Reader's Choice
Wheel of Fortune and Fantasy
By Brian Eggert |
Wheel of Fortune and Fantasy is Japanese filmmaker Ryusuke Hamaguchi’s triptych of short stories, each loosely connected by their narrative structure and thematic concentration rather than their characters. The three episodes called “Magic (or Something Less Assuring),” “Door Wide Open,” and “Once Again” employ fortuitous meetings and accidents, some happy and others less so. The English-language title makes the film sound more whimsical than perhaps it should, whereas the direct translation of the Japanese title, Coincidence and Imagination, feels more appropriate. But no matter. The anthology plays like a collection of literary short stories by a singular author. Unlike most films of its kind, it resists feeling like random bits woven together to fit the required runtime of a feature. Instead, Hamaguchi’s treatment of character and form creates unity from one tale to the next.
The filmmaker creates three initially unassuming stories driven by dialogue about romantic desires, personal uncertainties, and a longing to feel seen by others. Hamaguchi’s talky characters share confessions, hopes for the future, vengeful schemes, and histories with one another. In each story, the conversation takes a sharp turn in an unexpected direction, altering the story’s trajectory in a way that deepens the characters, despite each having just around 40 minutes to fill the 121-minute runtime. Hamaguchi’s writing contrasts the limited time with these characters, propelling moments of revelation and searing honesty that cut to the center.
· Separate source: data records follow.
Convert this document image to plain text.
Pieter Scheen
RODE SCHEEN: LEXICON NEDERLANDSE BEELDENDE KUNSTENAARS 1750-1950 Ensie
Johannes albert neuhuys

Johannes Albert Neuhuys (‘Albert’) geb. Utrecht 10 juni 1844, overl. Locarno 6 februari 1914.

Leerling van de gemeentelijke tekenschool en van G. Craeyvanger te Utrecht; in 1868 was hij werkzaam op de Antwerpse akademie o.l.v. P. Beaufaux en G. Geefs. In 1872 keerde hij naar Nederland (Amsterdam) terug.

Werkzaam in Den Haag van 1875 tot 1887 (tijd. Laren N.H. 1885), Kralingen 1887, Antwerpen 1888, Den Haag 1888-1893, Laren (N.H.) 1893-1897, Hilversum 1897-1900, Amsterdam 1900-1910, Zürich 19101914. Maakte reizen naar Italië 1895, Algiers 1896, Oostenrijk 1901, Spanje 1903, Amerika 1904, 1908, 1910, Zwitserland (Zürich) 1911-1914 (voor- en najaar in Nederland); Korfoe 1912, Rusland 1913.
His screenplay is delicate yet deliberate. (As one character says about a conversation in which she may have fallen in love, “It’s hard to explain the nuances.”) Each story follows a pattern, beginning with a larger group and then gradually paring down the interaction between two or three people. All of the stories unfold in a contemporary Japanese setting, and only the final segment contains a flourish of something bordering on science-fiction.
Hamaguchi’s writing shines in scenes that reveal a literal and symbolic shift in the stories. Each of them turns at a specific moment, altering the meaning of everything that came before—thus, the less said about the stories themselves, the better. In the first story, about Meiko (Kotone Furukawa) listening to her friend Tsugumi’s (Hyunri) account of her first date with a promising beau, the turn comes when Meiko leaves her friend and asks the taxi to turn around to a destination that reveals a love triangle. In the second story, a professor (Kiyohiko Shibukawa) insists on leaving his office door open, preventing Nao (Katsuki Mori) from carrying out her plan to seduce him—and the ensuing conversation leads to an alternative kind of connection. The final and best story finds two women (Fusako Urabe, Aoba Kawai) meeting by chance for the first time in years, only to realize they’ve never met before. Nevertheless, they agree to a kind of play-acting in a selfless exchange of emotional fulfillment to satisfy a precise need in their lives.
More than Hamaguchi’s other films, this one shows the director’s influences. Here we see hints of French New Wave filmmaker Éric Rohmer, the humanist acting of John Cassavetes, and literary notes from Haruki Murakami. The film takes place in car rides, bedrooms, offices, and living rooms, where characters talk face-to-face in sprawling conversations. Hamaguchi holds his shots for an immersive length, yet his cutting is almost invisible. When he does break from this austere aesthetic, it’s for a rare moment of imagination—the camera zooms in on Meiko, who has imagined the outcome of one possible scenario and then thinks better of it. The moment forces the viewer to realize that the rest of Hamaguchi’s style is intentional. He avoids grandiose melodrama in favor of subtle, even peculiar secrets, reserving what might seem like necessary story information until he demonstrates that the emotional payoff has little to do with what he withheld. In that respect, there’s a certain trickiness to the storytelling, making what seems like quiet and simple scenes play rather nimbly.
Wheel of Fortune and Fantasy is one of two films released by Hamaguchi in 2021. But where his other title, Drive My Car, earned more awards and critical recognition in the US, this film didn’t go unnoticed—it won the Silver Bear at the Berlin International Film Festival. Still, Hamaguchi told IndieWire that Wheel of Fortune and Fantasy was a “practice run” for Drive My Car, making it feel somewhat minor by comparison. After all, anthology films are always a harder sell to audiences (even more so than the three-hour runtime of Drive My Car). No promotional department has found a way to adequately market collections like this, so there’s less talk of this particular Hamaguchi film. But, as his name continues to grow and earn clout beyond the festival circuit, viewers may be more apt to seek out this title (if only because it’s one of the shortest of his recent features). Although, like most anthologies, it contains a certain unevenness between episodes, each offers something special or resonant, and the final segment is the best of them, ending the film on a tear-inducing high note.
(Note: This review was originally suggested and posted to Patreon on January 11, 2022.)